CPP stands for calciprotein particles, which are nanoparticles composed of calcium-phosphate (CaP) crystals and mineral binding proteins such as Fetuin-A. Serum CPP levels could be a useful marker of vascular calcification in an early CKD patients.
In this study, we determined whether CPP is a more sensitive marker of vascular calcification of patients with CKD than existing markers.

Methods

In a single-center longitudinal study of 58 patients with CKD stage G1-5, we evaluated clinical parameters (s-Cr, eGFR, CPP, FGF-23, intact-PTH, 1.25 VitD) and arterial calcification score (ACS) of lower extremities by MDCT at the start and one year later to determine the risk factors related to the development of vascular calcification in CKD.

Results

Average age and average s-Cr were 69.0±12.9 years and 1.78±1.26mg/dl, respectively.
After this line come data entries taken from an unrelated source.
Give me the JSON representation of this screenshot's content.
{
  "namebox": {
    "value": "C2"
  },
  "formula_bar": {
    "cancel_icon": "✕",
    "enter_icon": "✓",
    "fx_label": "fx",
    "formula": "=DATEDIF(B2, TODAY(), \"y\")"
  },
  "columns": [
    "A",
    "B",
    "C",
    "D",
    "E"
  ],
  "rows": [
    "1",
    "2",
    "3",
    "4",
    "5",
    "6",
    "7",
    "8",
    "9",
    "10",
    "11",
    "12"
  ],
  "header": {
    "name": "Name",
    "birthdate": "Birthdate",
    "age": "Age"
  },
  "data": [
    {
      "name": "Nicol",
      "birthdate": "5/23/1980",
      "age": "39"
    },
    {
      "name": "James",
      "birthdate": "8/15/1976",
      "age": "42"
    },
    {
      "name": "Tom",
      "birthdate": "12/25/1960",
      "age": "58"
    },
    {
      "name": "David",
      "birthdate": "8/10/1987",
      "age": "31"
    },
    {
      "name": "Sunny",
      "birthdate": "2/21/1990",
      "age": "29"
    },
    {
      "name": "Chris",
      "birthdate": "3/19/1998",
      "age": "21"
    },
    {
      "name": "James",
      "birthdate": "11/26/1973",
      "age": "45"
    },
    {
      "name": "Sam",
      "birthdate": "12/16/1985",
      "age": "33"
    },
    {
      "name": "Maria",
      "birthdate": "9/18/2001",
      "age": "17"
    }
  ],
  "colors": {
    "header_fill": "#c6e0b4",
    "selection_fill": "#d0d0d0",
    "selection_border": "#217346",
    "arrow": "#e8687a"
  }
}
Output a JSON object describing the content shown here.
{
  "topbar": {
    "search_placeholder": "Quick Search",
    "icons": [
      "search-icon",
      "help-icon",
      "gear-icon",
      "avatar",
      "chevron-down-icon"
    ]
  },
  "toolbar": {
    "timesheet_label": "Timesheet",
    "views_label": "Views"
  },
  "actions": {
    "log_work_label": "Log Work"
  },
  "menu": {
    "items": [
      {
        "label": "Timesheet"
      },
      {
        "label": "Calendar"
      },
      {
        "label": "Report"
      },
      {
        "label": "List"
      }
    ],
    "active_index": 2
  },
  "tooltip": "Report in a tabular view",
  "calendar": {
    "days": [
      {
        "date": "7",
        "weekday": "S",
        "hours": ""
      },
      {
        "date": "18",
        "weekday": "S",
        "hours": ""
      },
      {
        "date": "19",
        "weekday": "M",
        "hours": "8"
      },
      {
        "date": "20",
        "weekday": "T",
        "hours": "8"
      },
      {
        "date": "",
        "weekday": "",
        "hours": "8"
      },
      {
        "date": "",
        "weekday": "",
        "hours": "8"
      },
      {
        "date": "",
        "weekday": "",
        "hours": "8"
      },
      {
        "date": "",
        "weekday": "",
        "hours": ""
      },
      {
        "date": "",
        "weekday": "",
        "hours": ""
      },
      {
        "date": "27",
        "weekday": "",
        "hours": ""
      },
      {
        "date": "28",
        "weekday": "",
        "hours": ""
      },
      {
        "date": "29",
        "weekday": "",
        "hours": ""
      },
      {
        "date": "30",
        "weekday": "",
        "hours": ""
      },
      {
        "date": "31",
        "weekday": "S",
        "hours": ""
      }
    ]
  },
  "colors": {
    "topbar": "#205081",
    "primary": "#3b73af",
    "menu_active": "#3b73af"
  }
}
CPP significantly correlated with serum phosphorus but not with s-Cr or eGFR. The rate of change in s-Cr, eGFR, FGF-23, intact-PHT, and 1.25 VitD did not show significant correlation with the rate of change in ACS of the lower extremities, but the rate of change in CPP showed significantly negative correlation with the rate of change in ACS (r = -0.292, P = 0.0258), and the rate of change in CPP was also an independent risk factor (p = 0.0144) in the progression of vascular calcification in multivariate analysis.

Conclusion

CPP effects protectively for vascular calcification by capturing calcium and phosphorus. CPP is a more sensitive marker of arterial calcification than other CKD-MBD markers such as FGF-23.